Re: Avoiding Input Failure in C++

From:
James Kanze <james.kanze@gmail.com>
Newsgroups:
comp.lang.c++
Date:
Sat, 27 Dec 2008 01:28:59 -0800 (PST)
Message-ID:
<cacb8f3b-d79b-4afe-99d1-665920e87836@b41g2000pra.googlegroups.com>
On Dec 26, 8:30 pm, Kai-Uwe Bux <jkherci...@gmx.net> wrote:

Marcel M=FCller wrote:

orgthingy wrote:

so how can I avoid input failure? ..to those who are
confused by my question, i mean how to avoid getting
double-input into an int variable? and so on


In good old C you can write

size_t n = -1;
int i;
sscanf(input, "%i%n", &i, &n);
if (n == strlen(input))
   // It was an int and nothing but an int.
else
   // Invalid input

This is reliable, at least for numeric types.

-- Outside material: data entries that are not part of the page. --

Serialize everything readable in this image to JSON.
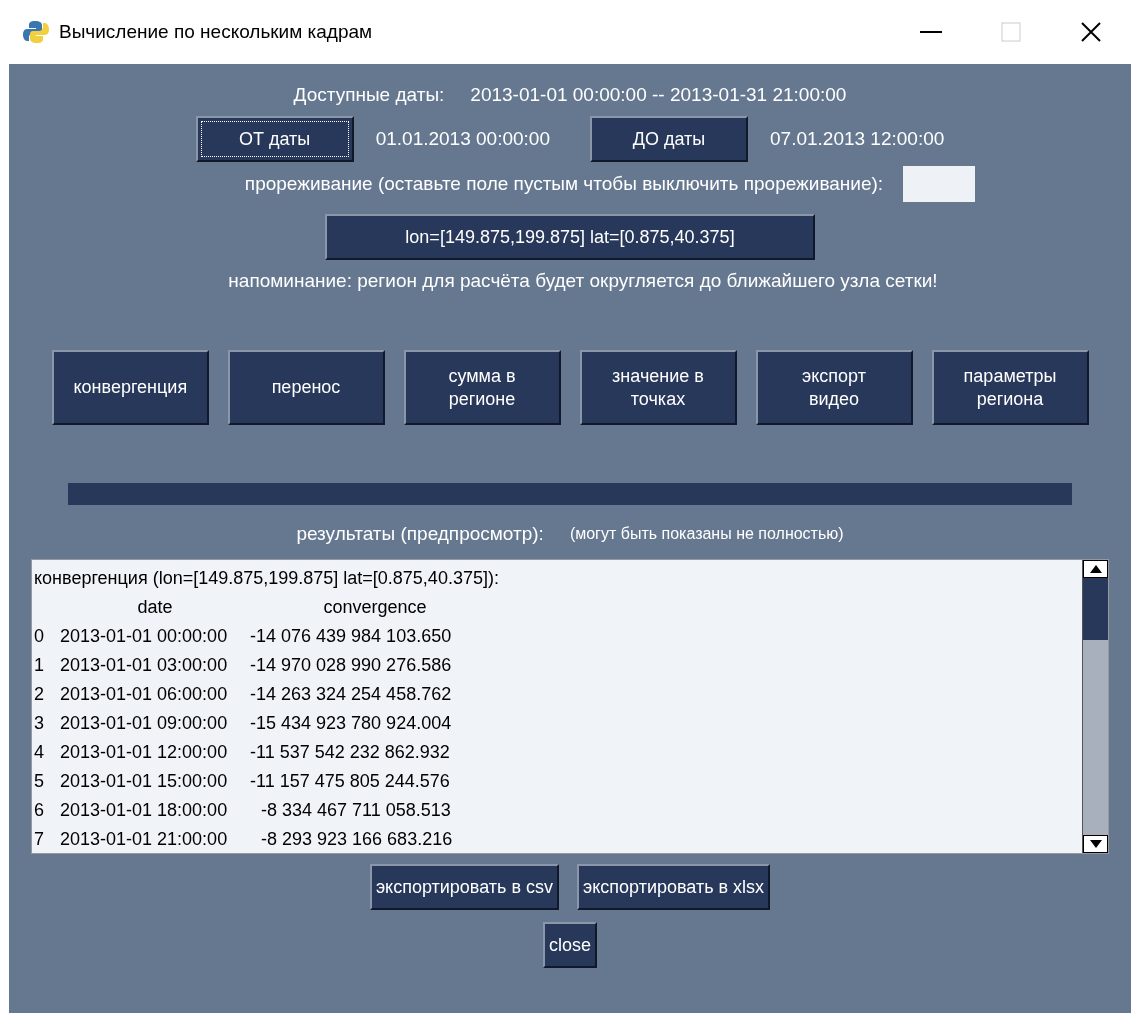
{
  "window": {
    "title": "Вычисление по нескольким кадрам"
  },
  "available": {
    "label": "Доступные даты:",
    "value": "2013-01-01 00:00:00 -- 2013-01-31 21:00:00"
  },
  "date_range": [
    {
      "button": "ОТ даты",
      "focused": true,
      "value": "01.01.2013 00:00:00"
    },
    {
      "button": "ДО даты",
      "focused": false,
      "value": "07.01.2013 12:00:00"
    }
  ],
  "thinning": {
    "label": "прореживание (оставьте поле пустым чтобы выключить прореживание):"
  },
  "region_button": "lon=[149.875,199.875] lat=[0.875,40.375]",
  "reminder": "напоминание: регион для расчёта будет округляется до ближайшего узла сетки!",
  "actions": [
    "конвергенция",
    "перенос",
    "сумма в регионе",
    "значение в точках",
    "экспорт видео",
    "параметры региона"
  ],
  "results": {
    "label": "результаты (предпросмотр):",
    "note": "(могут быть показаны не полностью)",
    "title": "конвергенция (lon=[149.875,199.875] lat=[0.875,40.375]):",
    "columns": [
      "date",
      "convergence"
    ],
    "rows": [
      {
        "index": "0",
        "date": "2013-01-01 00:00:00",
        "value": "-14 076 439 984 103.650"
      },
      {
        "index": "1",
        "date": "2013-01-01 03:00:00",
        "value": "-14 970 028 990 276.586"
      },
      {
        "index": "2",
        "date": "2013-01-01 06:00:00",
        "value": "-14 263 324 254 458.762"
      },
      {
        "index": "3",
        "date": "2013-01-01 09:00:00",
        "value": "-15 434 923 780 924.004"
      },
      {
        "index": "4",
        "date": "2013-01-01 12:00:00",
        "value": "-11 537 542 232 862.932"
      },
      {
        "index": "5",
        "date": "2013-01-01 15:00:00",
        "value": "-11 157 475 805 244.576"
      },
      {
        "index": "6",
        "date": "2013-01-01 18:00:00",
        "value": "-8 334 467 711 058.513"
      },
      {
        "index": "7",
        "date": "2013-01-01 21:00:00",
        "value": "-8 293 923 166 683.216"
      }
    ]
  },
  "export_buttons": [
    "экспортировать в csv",
    "экспортировать в xlsx"
  ],
  "close_button": "close"
}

Something similar can be done using stringstreams:

#include <iostream>
#include <string>
#include <sstream>
#include <stdexcept>

struct read_error : public std::runtime_error {
  read_error ( std::string const & what_arg )
    : std::runtime_error( what_arg )
  {}
};

template < typename T >
T read ( std::string const & word ) {
  std::istringstream stream ( word );
  T result;
  if ( stream >> result ) {
    char dummy;
    if ( stream >> dummy ) {


Just curious, but what's wrong with just:
    if ( stream.get() != EOF ) ...
Saves the extra variable, and IMHO, it better says what you are
trying to do.

It also has slightly different semantics; your version will
skip trailing spaces before trying to read the character; mine
won't. If skipping trailing spaces is desired (often a good
idea), then throw in a ">> std::ws" somewhere before the get.